Monday, January 26, 2009

Bush's Defining Moments

(Rick Wilking, Reuters 09-14-05)

Today's must read/must see is Errol Morris' fabulous roundup of embarrassing ("defining," he calls them) photos of George Bush. Morris sat down with representatives of the big three, (Reuters, AFP, AP) and had them pick the most telling shots. You may or may not be surprised by the overlaps: all three pick shots of Andrew Card breaking the news of the 9-11 attacks, for instance. All three, too, pick shots of Bush looking his most retarded (remember the famous locked door?) as characteristic.

My favorite, though, is the analysis of Reuters' famous shot (above) of Bush's note asking Condi's permission to go tinkle:

JIM BOURG: One of the pictures that created a storm of controversy for us here at Reuters because it was an exclusive picture, was the picture of Bush writing the note at the U.N. asking Condi Rice’s permission to go to the bathroom. Do you remember that photo?

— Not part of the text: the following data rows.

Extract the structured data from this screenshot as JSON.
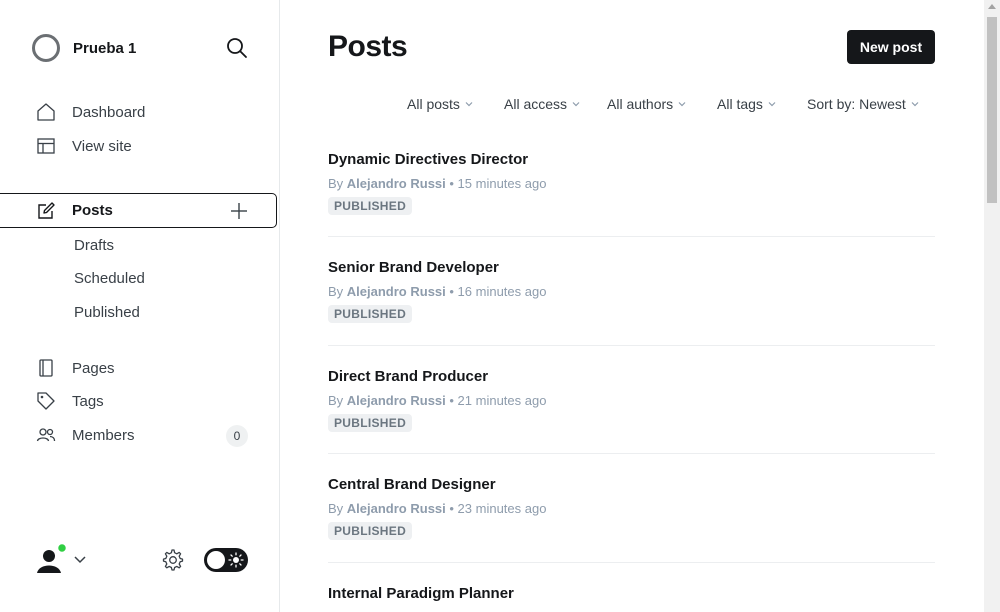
{
  "sidebar": {
    "site_name": "Prueba 1",
    "nav_top": [
      {
        "label": "Dashboard",
        "icon": "home-icon"
      },
      {
        "label": "View site",
        "icon": "layout-icon"
      }
    ],
    "posts": {
      "label": "Posts",
      "icon": "edit-icon"
    },
    "post_subitems": [
      "Drafts",
      "Scheduled",
      "Published"
    ],
    "nav_bottom": [
      {
        "label": "Pages",
        "icon": "page-icon"
      },
      {
        "label": "Tags",
        "icon": "tag-icon"
      },
      {
        "label": "Members",
        "icon": "members-icon",
        "count": "0"
      }
    ]
  },
  "main": {
    "title": "Posts",
    "new_post_label": "New post",
    "filters": [
      "All posts",
      "All access",
      "All authors",
      "All tags",
      "Sort by: Newest"
    ],
    "posts": [
      {
        "title": "Dynamic Directives Director",
        "by": "By",
        "author": "Alejandro Russi",
        "time": "• 15 minutes ago",
        "status": "PUBLISHED"
      },
      {
        "title": "Senior Brand Developer",
        "by": "By",
        "author": "Alejandro Russi",
        "time": "• 16 minutes ago",
        "status": "PUBLISHED"
      },
      {
        "title": "Direct Brand Producer",
        "by": "By",
        "author": "Alejandro Russi",
        "time": "• 21 minutes ago",
        "status": "PUBLISHED"
      },
      {
        "title": "Central Brand Designer",
        "by": "By",
        "author": "Alejandro Russi",
        "time": "• 23 minutes ago",
        "status": "PUBLISHED"
      },
      {
        "title": "Internal Paradigm Planner"
      }
    ]
  },
  "colors": {
    "accent": "#15171a",
    "online": "#30cf43",
    "muted": "#8e9cac"
  }
}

ERROL MORRIS: Of course. I had read that there was some controversy about that photograph, that it was enhanced so that you could—

JIM BOURG: No, all we did was darken the paper, darken it down some so that you could actually see that there was any writing on it at all. Anyone who has ever shot pictures in that room at the U.N., and I’m one of them, can tell you then the lighting in that room at the U.N. is absolutely abysmal. The picture was exposed for the skin tones of the president and his jacket as we normally do. And so the paper in front of him was as a result severely overexposed. And all that we ever told anyone we had done, and all that was ever done to the photo, was that the paper was darkened down some so that you could actually see that there was any writing on it at all. Some people, the strongest critics of it, took that and ran with it. Someone having admitted that the photo had been altered in some way, when it wasn’t altered any more than other photos are to either correct the color or lighten a photo which has been shot too dark, or darken a photo which has been shot too light.

ERROL MORRIS: And that photograph was controversial because it showed what?

JIM BOURG: That despite the fact that it was shot in a public place with the president fully aware that there were photographers directly above him, there in the U.N. as there always are, people felt that because of the content of the note, it might be an invasion of his privacy and a cheap shot at him. I think if the content of the note had been different, there likely would have been no controversy at all.

ERROL MORRIS: In these highly orchestrated images, “Mission Accomplished” being the most obvious example, one looks for things that have not been orchestrated, things that are spontaneous, unrehearsed, unplanned.

JIM BOURG: Certainly that’s very much what we are always looking for. It is often the hardest thing to make, covering the president of the United States, to find anything that does, in fact, look spontaneous or unrehearsed because there is a large team of people and staff there at the White House whose job it is to always try to put the president in the best light possible and to insure that things don’t occur which would potentially make him look bad. And also, to try to convey the message that the administration and the president are seeking to convey, not just through what he says, but also through the images as well. That’s the talent of our White House photographers: to be able to work within the constraints that are imposed upon them by the White House staff, but also to fully document what’s going on.

ERROL MORRIS: One of the amazing things about photography is try as you might to control everything, you cannot. The U.N. photograph? Didn’t he have to be aware that he’s being photographed?

JIM BOURG: He was certainly aware that there were photographers behind and above him. There’s no glass between the photographers and the dignitaries, the diplomats and the heads of state there. The U.N. Security Council is not that big a room. The press boxes are one level up and just behind where the leaders and the diplomats sit at the desks. You feel like you’re looming over them. So they’re very clearly aware of the photographers, and that is why we were amazed by some of the reaction, as if we had in some way intruded on a private moment. It was in a most public place being televised live and covered by photographers arrayed around a horseshoe shaped room in all directions around the president.

Suggested soundtrack for reading this article is "Public Image" by PIL:

What you wanted was never made clear
Behind the image was ignorance and fear
You hide behind this public machine
Still follow same old scheme

Public Image

Two sides to every story
Somebody had to stop me
I'm not the same as when I began
It's not a game of monopoly

Public Image



Karen Zipdrive said...

I think the trio of photos showing Bush afraid or disgusted or frustrated about going out to meet the media tell the story best.
That, and the extreme close up showing all the capillaries on his nose and cheek busted from too much drinking.
The nose knows.

Anonymous said...

I love the sound of John Lydon in my morning head.

Thank you, PSP!

And the fabulous Errol Morris, too.

daveawayfromhome said...

Good grief. Making the letters on a white piece of paper visible is called burning, and it's standard procedure in any quality photographic print.
If Dubya doesnt want to be embarrassed, then he needs to stop doing embarrassing things, or lock himself in his new house and never come out.